Remix clone Hacker News

new | show | ask | jobs Github

	▲	daemonologist 11 hours ago
		It's interesting to me that all AI music sounds slightly sibilant - like someone taped a sheet of paper to the speaker or covered my head in dry leaves. I know no model is perfect but I'd have thought they'd have ironed out this problem by now, given how pervasive it is and how significantly it degrades the end product.
	▲	recursive 6 hours ago \| parent \| next [-]
		I've noticed this too. I have a few theories about this. Disclosure: I know a little about audio, and very little about audio generative AI. First, perhaps the models are trained on relatively low-bitrate encodings. Just like image generations sometimes generate JPG artifacts, we could be hearing the known high-frequency loss of low data rate encodings. Another idea is that 'S' and 'T' sounds and similar are relatively broad-spectrum sounds.

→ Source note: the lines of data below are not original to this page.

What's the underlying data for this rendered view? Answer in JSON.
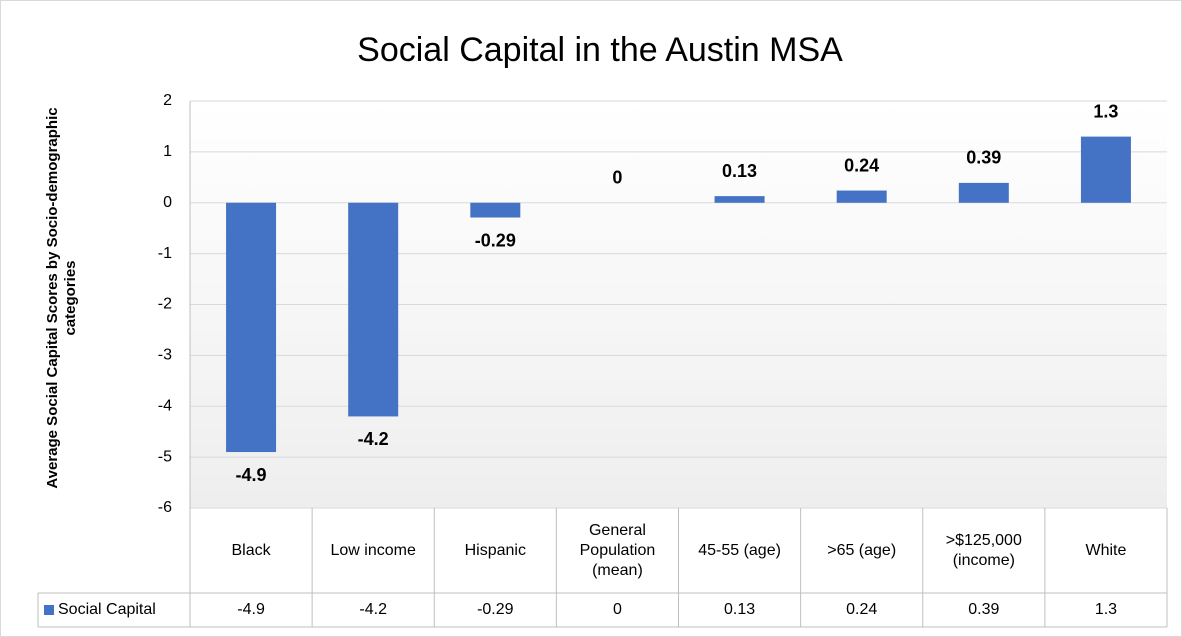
{
  "chart_data": {
    "type": "bar",
    "title": "Social Capital in the Austin MSA",
    "y_label": "Average Social Capital Scores by Socio-demographic categories",
    "categories": [
      "Black",
      "Low income",
      "Hispanic",
      "General Population (mean)",
      "45-55 (age)",
      ">65 (age)",
      ">$125,000 (income)",
      "White"
    ],
    "series": [
      {
        "name": "Social Capital",
        "color": "#4472c4",
        "values": [
          -4.9,
          -4.2,
          -0.29,
          0,
          0.13,
          0.24,
          0.39,
          1.3
        ]
      }
    ],
    "ylim": [
      -6,
      2
    ],
    "yticks": [
      -6,
      -5,
      -4,
      -3,
      -2,
      -1,
      0,
      1,
      2
    ],
    "grid": true
  }
}
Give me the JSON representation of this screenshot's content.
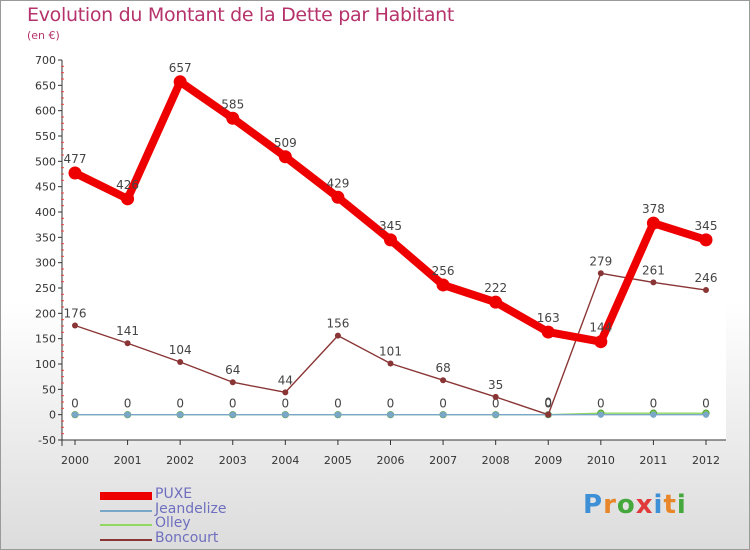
{
  "header": {
    "title": "Evolution du Montant de la Dette par Habitant",
    "subtitle": "(en €)"
  },
  "brand": {
    "letters": [
      "P",
      "r",
      "o",
      "x",
      "i",
      "t",
      "i"
    ],
    "colors": [
      "#3d8fd6",
      "#e8862a",
      "#44a83c",
      "#e03a3a",
      "#3d8fd6",
      "#e8862a",
      "#44a83c"
    ]
  },
  "chart_data": {
    "type": "line",
    "title": "Evolution du Montant de la Dette par Habitant",
    "ylabel": "(en €)",
    "xlabel": "",
    "ylim": [
      -50,
      700
    ],
    "yticks": [
      -50,
      0,
      50,
      100,
      150,
      200,
      250,
      300,
      350,
      400,
      450,
      500,
      550,
      600,
      650,
      700
    ],
    "categories": [
      "2000",
      "2001",
      "2002",
      "2003",
      "2004",
      "2005",
      "2006",
      "2007",
      "2008",
      "2009",
      "2010",
      "2011",
      "2012"
    ],
    "series": [
      {
        "name": "Olley",
        "color": "#90d860",
        "values": [
          0,
          0,
          0,
          0,
          0,
          0,
          0,
          0,
          0,
          0,
          3,
          3,
          3
        ],
        "labels": false
      },
      {
        "name": "Jeandelize",
        "color": "#7aa6c8",
        "values": [
          0,
          0,
          0,
          0,
          0,
          0,
          0,
          0,
          0,
          0,
          0,
          0,
          0
        ],
        "labels": true
      },
      {
        "name": "Boncourt",
        "color": "#8a3535",
        "values": [
          176,
          141,
          104,
          64,
          44,
          156,
          101,
          68,
          35,
          0,
          279,
          261,
          246
        ],
        "labels": true
      },
      {
        "name": "PUXE",
        "color": "#ee0000",
        "values": [
          477,
          426,
          657,
          585,
          509,
          429,
          345,
          256,
          222,
          163,
          144,
          378,
          345
        ],
        "labels": true
      }
    ],
    "legend_order": [
      "PUXE",
      "Jeandelize",
      "Olley",
      "Boncourt"
    ],
    "legend": "bottom-left",
    "grid": false
  }
}
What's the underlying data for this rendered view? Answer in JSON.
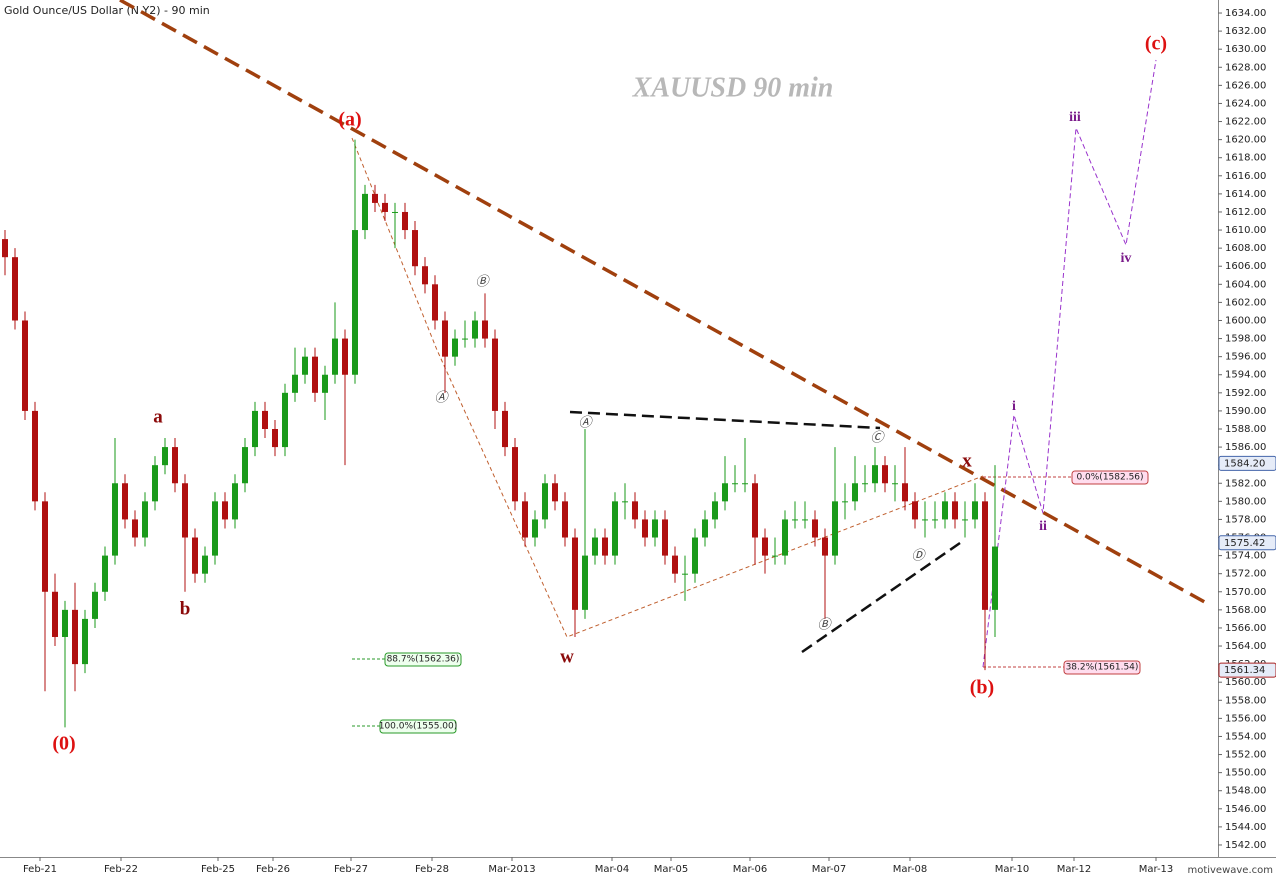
{
  "chart_data": {
    "type": "candlestick",
    "title": "Gold Ounce/US Dollar (N Y2) - 90 min",
    "watermark_title": "XAUUSD  90 min",
    "credit": "motivewave.com",
    "up_color": "#1a9a1a",
    "down_color": "#b01010",
    "x": [
      1,
      3,
      5,
      7,
      9,
      11,
      13,
      15,
      17,
      19,
      21,
      23,
      25,
      27,
      29,
      31,
      33,
      35,
      37,
      39,
      41,
      43,
      45,
      47,
      49,
      51,
      53,
      55,
      57,
      59,
      61,
      63,
      65,
      67,
      69,
      71,
      73,
      75,
      77,
      79,
      81,
      83,
      85,
      87,
      89,
      91,
      93,
      95,
      97,
      99,
      101,
      103,
      105,
      107,
      109,
      111,
      113,
      115,
      117,
      119,
      121,
      123,
      125,
      127,
      129,
      131,
      133,
      135,
      137,
      139,
      141,
      143,
      145,
      147,
      149,
      151,
      153,
      155,
      157,
      159,
      161,
      163,
      165,
      167,
      169,
      171,
      173,
      175,
      177,
      179,
      181,
      183,
      185,
      187,
      189,
      191,
      193,
      195,
      197,
      199
    ],
    "open": [
      1609,
      1607,
      1600,
      1590,
      1580,
      1570,
      1565,
      1568,
      1562,
      1567,
      1570,
      1574,
      1582,
      1578,
      1576,
      1580,
      1584,
      1586,
      1582,
      1576,
      1572,
      1574,
      1580,
      1578,
      1582,
      1586,
      1590,
      1588,
      1586,
      1592,
      1594,
      1596,
      1592,
      1594,
      1598,
      1594,
      1610,
      1614,
      1613,
      1612,
      1612,
      1610,
      1606,
      1604,
      1600,
      1596,
      1598,
      1598,
      1600,
      1598,
      1590,
      1586,
      1580,
      1576,
      1578,
      1582,
      1580,
      1576,
      1568,
      1574,
      1576,
      1574,
      1580,
      1580,
      1578,
      1576,
      1578,
      1574,
      1572,
      1572,
      1576,
      1578,
      1580,
      1582,
      1582,
      1582,
      1576,
      1574,
      1574,
      1578,
      1578,
      1578,
      1576,
      1574,
      1580,
      1580,
      1582,
      1582,
      1584,
      1582,
      1582,
      1580,
      1578,
      1578,
      1578,
      1580,
      1578,
      1578,
      1580,
      1568
    ],
    "high": [
      1610,
      1608,
      1601,
      1591,
      1581,
      1572,
      1569,
      1571,
      1568,
      1571,
      1575,
      1587,
      1583,
      1579,
      1581,
      1585,
      1587,
      1587,
      1583,
      1577,
      1575,
      1581,
      1581,
      1583,
      1587,
      1591,
      1591,
      1589,
      1593,
      1597,
      1597,
      1597,
      1595,
      1602,
      1599,
      1620,
      1615,
      1615,
      1614,
      1613,
      1613,
      1611,
      1607,
      1605,
      1601,
      1599,
      1600,
      1601,
      1603,
      1599,
      1591,
      1587,
      1581,
      1579,
      1583,
      1583,
      1581,
      1577,
      1588,
      1577,
      1577,
      1581,
      1582,
      1581,
      1579,
      1579,
      1579,
      1575,
      1574,
      1577,
      1579,
      1581,
      1585,
      1584,
      1587,
      1583,
      1577,
      1576,
      1579,
      1580,
      1580,
      1579,
      1577,
      1586,
      1582,
      1585,
      1584,
      1586,
      1585,
      1584,
      1586,
      1581,
      1580,
      1580,
      1581,
      1581,
      1580,
      1582,
      1581,
      1584
    ],
    "low": [
      1605,
      1599,
      1589,
      1579,
      1559,
      1564,
      1555,
      1559,
      1561,
      1566,
      1569,
      1573,
      1577,
      1575,
      1575,
      1579,
      1583,
      1581,
      1570,
      1571,
      1571,
      1573,
      1577,
      1577,
      1581,
      1585,
      1587,
      1585,
      1585,
      1591,
      1593,
      1591,
      1589,
      1593,
      1584,
      1593,
      1609,
      1612,
      1611,
      1608,
      1609,
      1605,
      1603,
      1599,
      1592,
      1595,
      1597,
      1597,
      1597,
      1588,
      1585,
      1579,
      1575,
      1575,
      1577,
      1579,
      1575,
      1565,
      1567,
      1573,
      1573,
      1573,
      1578,
      1577,
      1575,
      1575,
      1573,
      1571,
      1569,
      1571,
      1575,
      1577,
      1579,
      1581,
      1581,
      1573,
      1572,
      1573,
      1573,
      1577,
      1577,
      1575,
      1567,
      1573,
      1578,
      1579,
      1581,
      1581,
      1581,
      1580,
      1579,
      1577,
      1576,
      1577,
      1577,
      1577,
      1576,
      1577,
      1561.34,
      1565
    ],
    "close": [
      1607,
      1600,
      1590,
      1580,
      1570,
      1565,
      1568,
      1562,
      1567,
      1570,
      1574,
      1582,
      1578,
      1576,
      1580,
      1584,
      1586,
      1582,
      1576,
      1572,
      1574,
      1580,
      1578,
      1582,
      1586,
      1590,
      1588,
      1586,
      1592,
      1594,
      1596,
      1592,
      1594,
      1598,
      1594,
      1610,
      1614,
      1613,
      1612,
      1612,
      1610,
      1606,
      1604,
      1600,
      1596,
      1598,
      1598,
      1600,
      1598,
      1590,
      1586,
      1580,
      1576,
      1578,
      1582,
      1580,
      1576,
      1568,
      1574,
      1576,
      1574,
      1580,
      1580,
      1578,
      1576,
      1578,
      1574,
      1572,
      1572,
      1576,
      1578,
      1580,
      1582,
      1582,
      1582,
      1576,
      1574,
      1574,
      1578,
      1578,
      1578,
      1576,
      1574,
      1580,
      1580,
      1582,
      1582,
      1584,
      1582,
      1582,
      1580,
      1578,
      1578,
      1578,
      1580,
      1578,
      1578,
      1580,
      1568,
      1575
    ],
    "xlim": [
      0,
      243.6
    ],
    "xticks": [
      {
        "value": 8,
        "label": "Feb-21"
      },
      {
        "value": 24.2,
        "label": "Feb-22"
      },
      {
        "value": 43.6,
        "label": "Feb-25"
      },
      {
        "value": 54.6,
        "label": "Feb-26"
      },
      {
        "value": 70.2,
        "label": "Feb-27"
      },
      {
        "value": 86.4,
        "label": "Feb-28"
      },
      {
        "value": 102.4,
        "label": "Mar-2013"
      },
      {
        "value": 122.4,
        "label": "Mar-04"
      },
      {
        "value": 134.2,
        "label": "Mar-05"
      },
      {
        "value": 150,
        "label": "Mar-06"
      },
      {
        "value": 165.8,
        "label": "Mar-07"
      },
      {
        "value": 182,
        "label": "Mar-08"
      },
      {
        "value": 202.4,
        "label": "Mar-10"
      },
      {
        "value": 214.8,
        "label": "Mar-12"
      },
      {
        "value": 231.2,
        "label": "Mar-13"
      }
    ],
    "ylim": [
      1540.67,
      1635.44
    ],
    "yticks": [
      {
        "value": 1542,
        "label": "1542.00"
      },
      {
        "value": 1544,
        "label": "1544.00"
      },
      {
        "value": 1546,
        "label": "1546.00"
      },
      {
        "value": 1548,
        "label": "1548.00"
      },
      {
        "value": 1550,
        "label": "1550.00"
      },
      {
        "value": 1552,
        "label": "1552.00"
      },
      {
        "value": 1554,
        "label": "1554.00"
      },
      {
        "value": 1556,
        "label": "1556.00"
      },
      {
        "value": 1558,
        "label": "1558.00"
      },
      {
        "value": 1560,
        "label": "1560.00"
      },
      {
        "value": 1562,
        "label": "1562.00"
      },
      {
        "value": 1564,
        "label": "1564.00"
      },
      {
        "value": 1566,
        "label": "1566.00"
      },
      {
        "value": 1568,
        "label": "1568.00"
      },
      {
        "value": 1570,
        "label": "1570.00"
      },
      {
        "value": 1572,
        "label": "1572.00"
      },
      {
        "value": 1574,
        "label": "1574.00"
      },
      {
        "value": 1576,
        "label": "1576.00"
      },
      {
        "value": 1578,
        "label": "1578.00"
      },
      {
        "value": 1580,
        "label": "1580.00"
      },
      {
        "value": 1582,
        "label": "1582.00"
      },
      {
        "value": 1584,
        "label": "1584.00"
      },
      {
        "value": 1586,
        "label": "1586.00"
      },
      {
        "value": 1588,
        "label": "1588.00"
      },
      {
        "value": 1590,
        "label": "1590.00"
      },
      {
        "value": 1592,
        "label": "1592.00"
      },
      {
        "value": 1594,
        "label": "1594.00"
      },
      {
        "value": 1596,
        "label": "1596.00"
      },
      {
        "value": 1598,
        "label": "1598.00"
      },
      {
        "value": 1600,
        "label": "1600.00"
      },
      {
        "value": 1602,
        "label": "1602.00"
      },
      {
        "value": 1604,
        "label": "1604.00"
      },
      {
        "value": 1606,
        "label": "1606.00"
      },
      {
        "value": 1608,
        "label": "1608.00"
      },
      {
        "value": 1610,
        "label": "1610.00"
      },
      {
        "value": 1612,
        "label": "1612.00"
      },
      {
        "value": 1614,
        "label": "1614.00"
      },
      {
        "value": 1616,
        "label": "1616.00"
      },
      {
        "value": 1618,
        "label": "1618.00"
      },
      {
        "value": 1620,
        "label": "1620.00"
      },
      {
        "value": 1622,
        "label": "1622.00"
      },
      {
        "value": 1624,
        "label": "1624.00"
      },
      {
        "value": 1626,
        "label": "1626.00"
      },
      {
        "value": 1628,
        "label": "1628.00"
      },
      {
        "value": 1630,
        "label": "1630.00"
      },
      {
        "value": 1632,
        "label": "1632.00"
      },
      {
        "value": 1634,
        "label": "1634.00"
      }
    ],
    "price_tags": [
      {
        "value": 1584.2,
        "label": "1584.20"
      },
      {
        "value": 1575.42,
        "label": "1575.42"
      },
      {
        "value": 1561.34,
        "label": "1561.34"
      }
    ],
    "fib_labels": [
      "0.0%(1582.56)",
      "38.2%(1561.54)",
      "88.7%(1562.36)",
      "100.0%(1555.00)"
    ],
    "wave_labels": [
      "(0)",
      "a",
      "b",
      "(a)",
      "Ⓐ",
      "Ⓑ",
      "w",
      "Ⓐ",
      "Ⓑ",
      "Ⓒ",
      "Ⓓ",
      "x",
      "(b)",
      "i",
      "ii",
      "iii",
      "iv",
      "(c)"
    ]
  }
}
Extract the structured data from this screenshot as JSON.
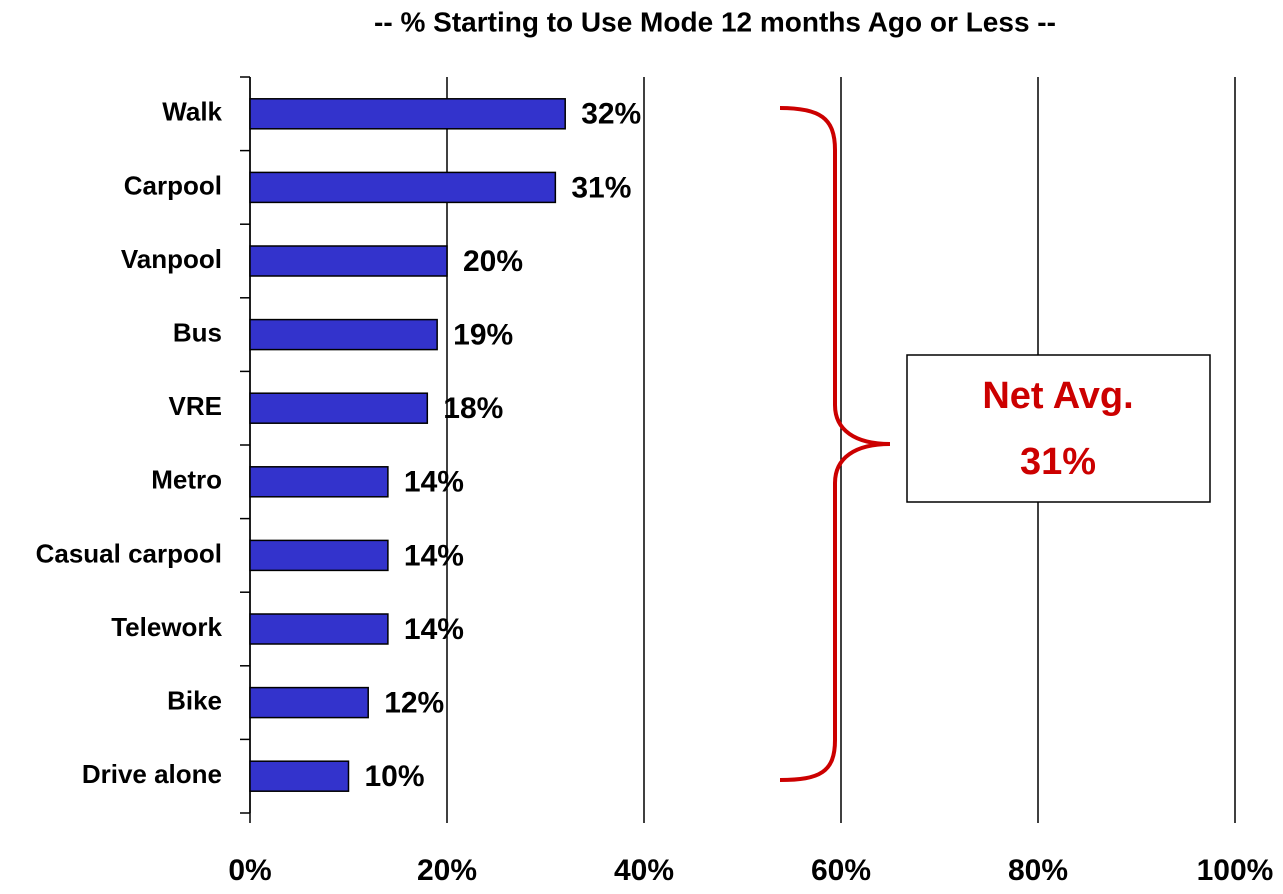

Not unlike white noise. That kind of sound is known to be difficult to encode for lossy frequency-domain encoding schemes. Perhaps these models work in a similar domain and are subject to similar constraints. Perhaps there's a balance here of low-pass filter vs. "warbly" sounds, and we're hearing a middle ground compromise. I don't know how it happens, but when I hear the "AI" sound in music, this is usually one of the first tells.
	▲	userbinator 2 hours ago \| parent \| prev \| next [-]
		Perhaps this is what the human is for - to apply an EQ curve.
	▲	AlphaAndOmega0 11 hours ago \| parent \| prev \| next [-]
		Agreed. I find that particularly annoying, and I also seem to find that the spatial arrangement or stereo effect is muted for most instruments (or the model simply doesn't use that feature as well as a good human musician).
	▲	gowld 3 hours ago \| parent \| prev [-]
		I suspect it's because AI generates music as a waveform incrementally not globally so it favors smoothly varying sounds, not sharp contrast. If it generated MIDI data and then used a MIDI synth to create the audio, you wouldn't get that.